The appearance of the mobile home park has improved since Catholics in Action participants first served there four years ago, said Ronnfeldt, who has joined the summer retreat annually since then. Residents sometimes pitch in when they see youths in action. “We do a lot of work, but we have fun doing it.”
Kelly Royston, who uses a wheelchair, voiced thanks for the work youths did at her home in Regency during the past two service retreats. “They reached what I couldn’t reach, weeded, cleaned up messes of birdseed, swept, washed my deck, cleaned branches off the roof and cleaned out the gutters,” the member of St. Patrick Parish in Iowa City said. “They were extremely polite and so willing to do what I needed. It was like a breath of fresh air to be around them.”
Regency resident Rebha Ingham also said she appreciated Catholics’ help. She’d hoped to get rid of old furniture and other clutter at her home, but said she had no truck to haul it away and couldn’t afford Dumpster fees. So youths helped remove the unwanted items for her.
Throughout Regency, students helped collect and dispose of 11 tons of debris, said Laura Westemeyer, a Catholics in Action leader and member of St. Joseph Parish in Hills. Her parish offered to pick up the Dumpster tab and applied for a grant to help cover the cost, she said.
In return for Catholics’ service, Ronnfeldt said, residents of the mobile home park offered a valuable lesson. “They teach us to be grateful,” he said. “We are so blessed.”

Retreat offers catechesis
Based at Regina Catholic Education Center in Iowa City, the Catholics in Action retreat included catechesis on the “two feet of social ministry.” Msgr. Marvin Mottet, a priest of the Diocese of Davenport, developed that model to explain the need for both charity, or direct service, and justice, or change that removes the causes of social problems.
Students learned about the Center for Worker Justice of Eastern Iowa, an Iowa City-based organization that aims to address workplace justice, civil rights of immigrants, access to education and the need for affordable housing. Also during the retreat, immigrants spoke of the struggles they endured while trying to escape poverty in Central America.

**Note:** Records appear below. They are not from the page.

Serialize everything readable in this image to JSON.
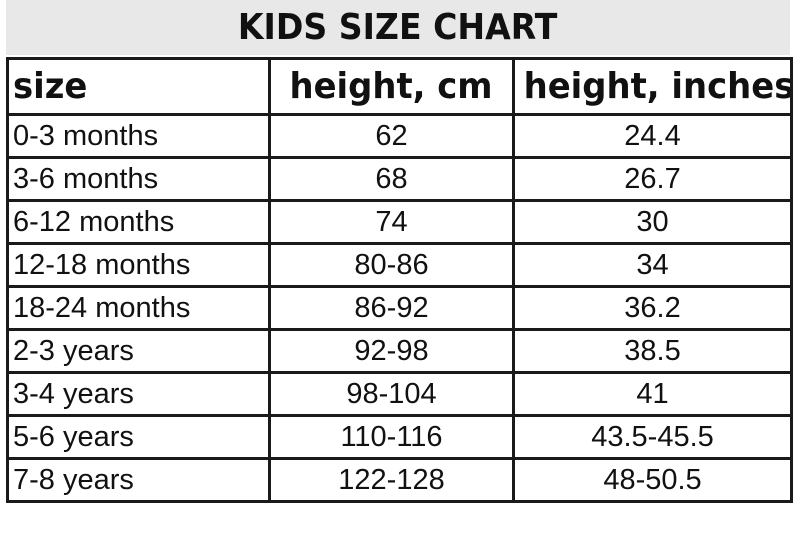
{
  "title": "KIDS SIZE CHART",
  "headers": {
    "size": "size",
    "height_cm": "height, cm",
    "height_inches": "height, inches"
  },
  "rows": [
    {
      "size": "0-3 months",
      "cm": "62",
      "inches": "24.4"
    },
    {
      "size": "3-6 months",
      "cm": "68",
      "inches": "26.7"
    },
    {
      "size": "6-12 months",
      "cm": "74",
      "inches": "30"
    },
    {
      "size": "12-18 months",
      "cm": "80-86",
      "inches": "34"
    },
    {
      "size": "18-24 months",
      "cm": "86-92",
      "inches": "36.2"
    },
    {
      "size": "2-3 years",
      "cm": "92-98",
      "inches": "38.5"
    },
    {
      "size": "3-4 years",
      "cm": "98-104",
      "inches": "41"
    },
    {
      "size": "5-6 years",
      "cm": "110-116",
      "inches": "43.5-45.5"
    },
    {
      "size": "7-8 years",
      "cm": "122-128",
      "inches": "48-50.5"
    }
  ],
  "colors": {
    "title_background": "#e8e8e8",
    "grid_lines": "#1a1a1a",
    "text": "#111111"
  }
}
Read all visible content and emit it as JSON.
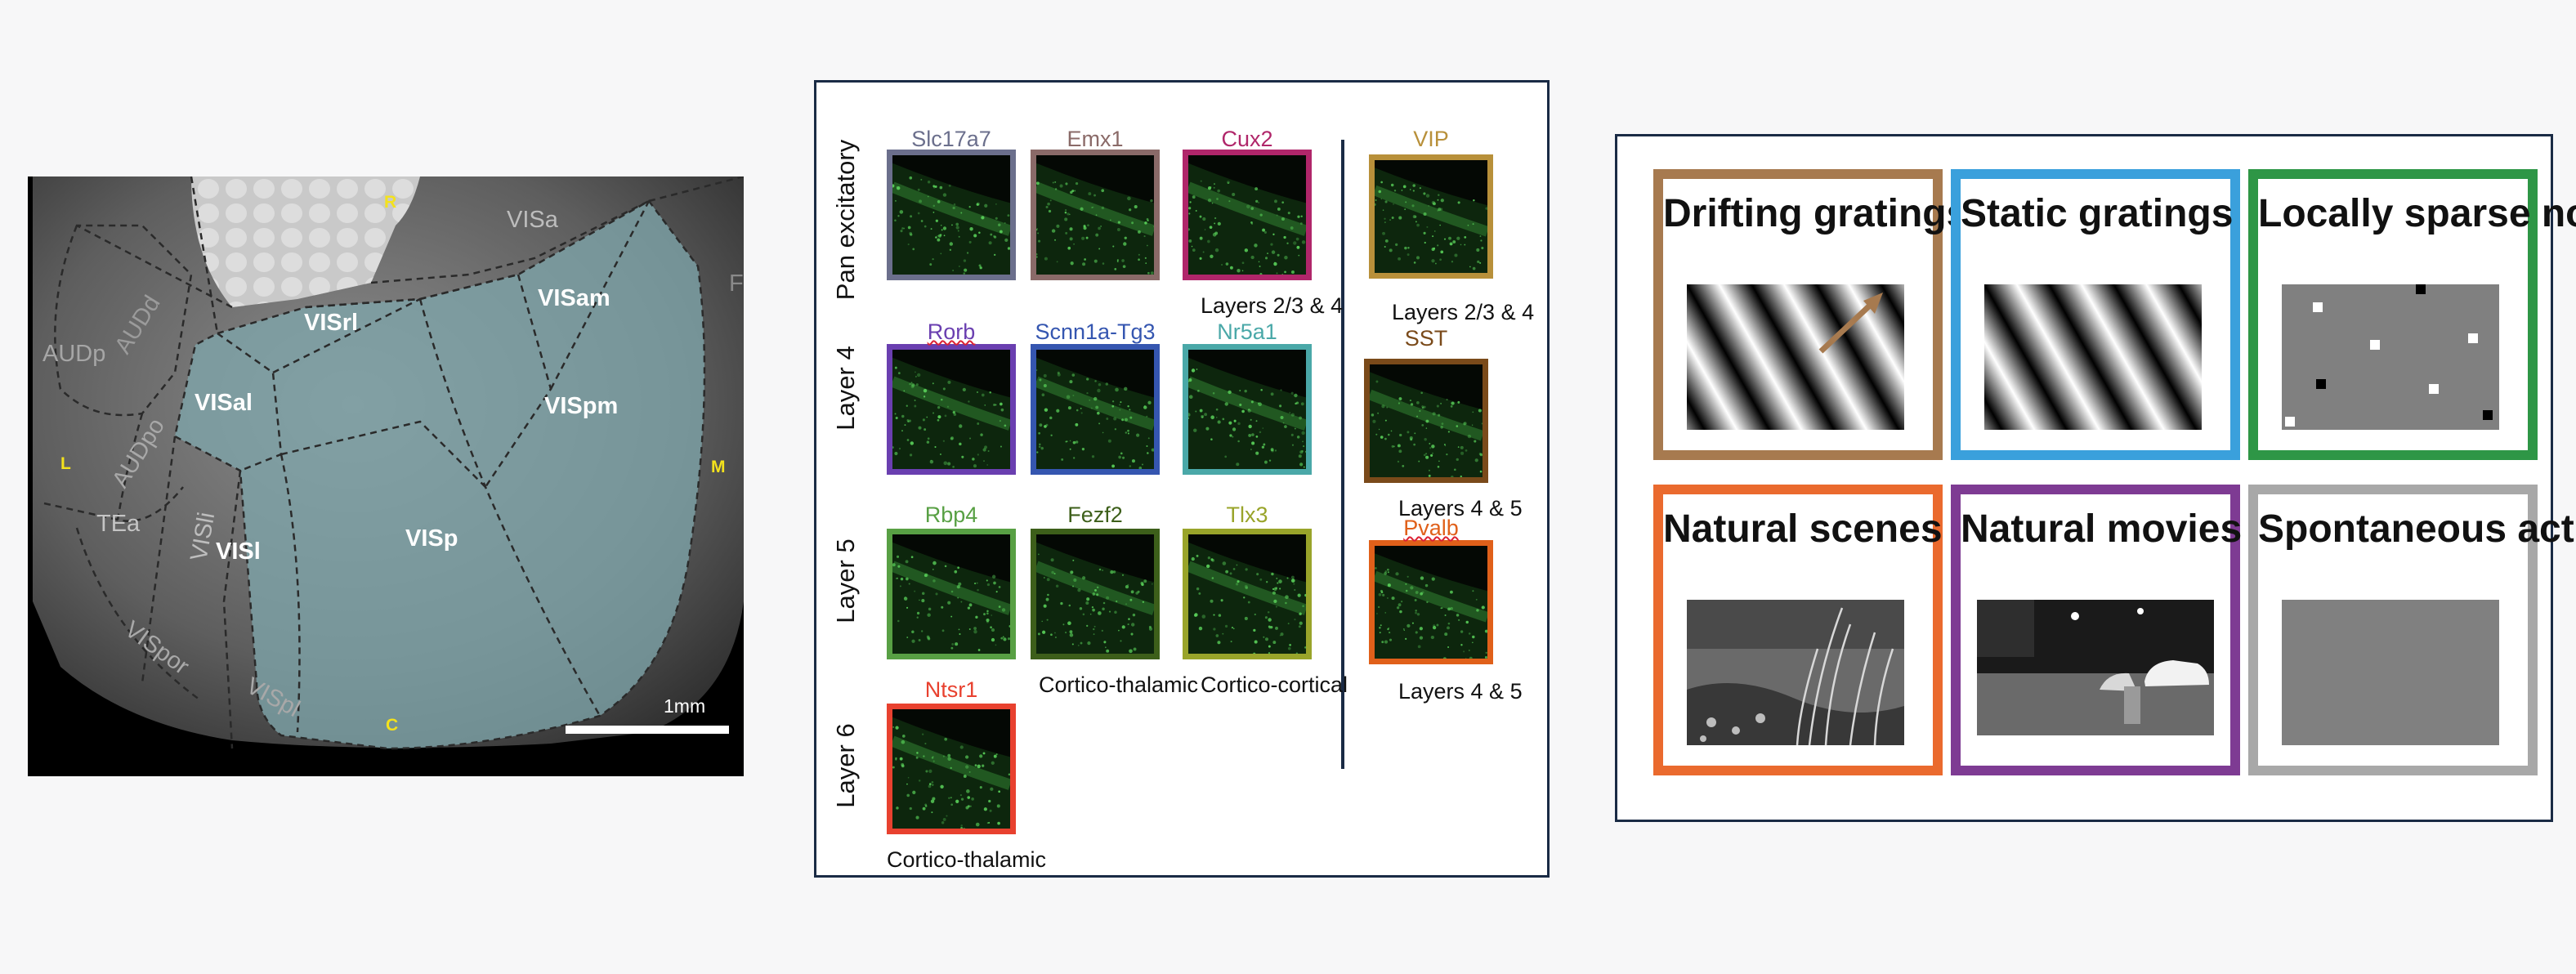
{
  "map": {
    "areas": [
      "VISa",
      "AUDd",
      "AUDp",
      "AUDpo",
      "VISrl",
      "VISam",
      "VISal",
      "VISpm",
      "VISl",
      "VISp",
      "VISli",
      "TEa",
      "VISpor",
      "VISpl",
      "F"
    ],
    "orientation": {
      "rostral": "R",
      "lateral": "L",
      "medial": "M",
      "caudal": "C"
    },
    "scale_bar": "1mm",
    "colors": {
      "highlight": "#7fa5ab",
      "orientation": "#f4e21c"
    }
  },
  "cre_lines": {
    "rows": [
      "Pan excitatory",
      "Layer 4",
      "Layer 5",
      "Layer 6"
    ],
    "excitatory": [
      {
        "name": "Slc17a7",
        "color": "#6b6f8c"
      },
      {
        "name": "Emx1",
        "color": "#8a6a68"
      },
      {
        "name": "Cux2",
        "color": "#b0266a"
      },
      {
        "name": "Rorb",
        "color": "#6a3fb0"
      },
      {
        "name": "Scnn1a-Tg3",
        "color": "#3556b0"
      },
      {
        "name": "Nr5a1",
        "color": "#4aa8a8"
      },
      {
        "name": "Rbp4",
        "color": "#58a044"
      },
      {
        "name": "Fezf2",
        "color": "#3d5f1a"
      },
      {
        "name": "Tlx3",
        "color": "#99a42a"
      },
      {
        "name": "Ntsr1",
        "color": "#e8412f"
      }
    ],
    "inhibitory": [
      {
        "name": "VIP",
        "color": "#b8903a"
      },
      {
        "name": "SST",
        "color": "#7a4a1a"
      },
      {
        "name": "Pvalb",
        "color": "#e0601a"
      }
    ],
    "notes": {
      "cux2": "Layers 2/3 & 4",
      "fezf2": "Cortico-thalamic",
      "tlx3": "Cortico-cortical",
      "ntsr1": "Cortico-thalamic",
      "vip": "Layers 2/3 & 4",
      "sst": "Layers 4 & 5",
      "pvalb": "Layers 4 & 5"
    }
  },
  "stimuli": [
    {
      "title": "Drifting gratings",
      "color": "#a77a4f"
    },
    {
      "title": "Static gratings",
      "color": "#3aa0dc"
    },
    {
      "title": "Locally sparse noise",
      "color": "#2e9646"
    },
    {
      "title": "Natural scenes",
      "color": "#ea6a2e"
    },
    {
      "title": "Natural movies",
      "color": "#7e3b93"
    },
    {
      "title": "Spontaneous activity",
      "color": "#a8a8a8"
    }
  ]
}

Catholics in Action ended with discussion on how youths could implement the two feet of social ministry in their schools, parishes and community at large. A renewal day to be scheduled later in the year will reunite participants for further reflection, service and action planning.

Cluster parishes work with Regency
The cluster parishes of St. Joseph’s in Hills and St. Mary parishes in Lone Tree and Nichols have been working with residents of Regency Mobile Home Park in Iowa City throughout the year.  All three parishes provide food items for a pantry that’s open Wednesday and Friday mornings from 9 a.m. to noon at Hills, said Carol Kaalberg, cluster coordinator for the parishes.  “We have many people who come from Regency, and we are able to help with their various needs.”
The parishes also offer a Helping Hands fund for small emergencies such as partial payment of utility bills, gas or a prescription refill. “We often have requests from Regency residents.”
St. Joseph’s also provides space for an annual Christmas party for Regency families.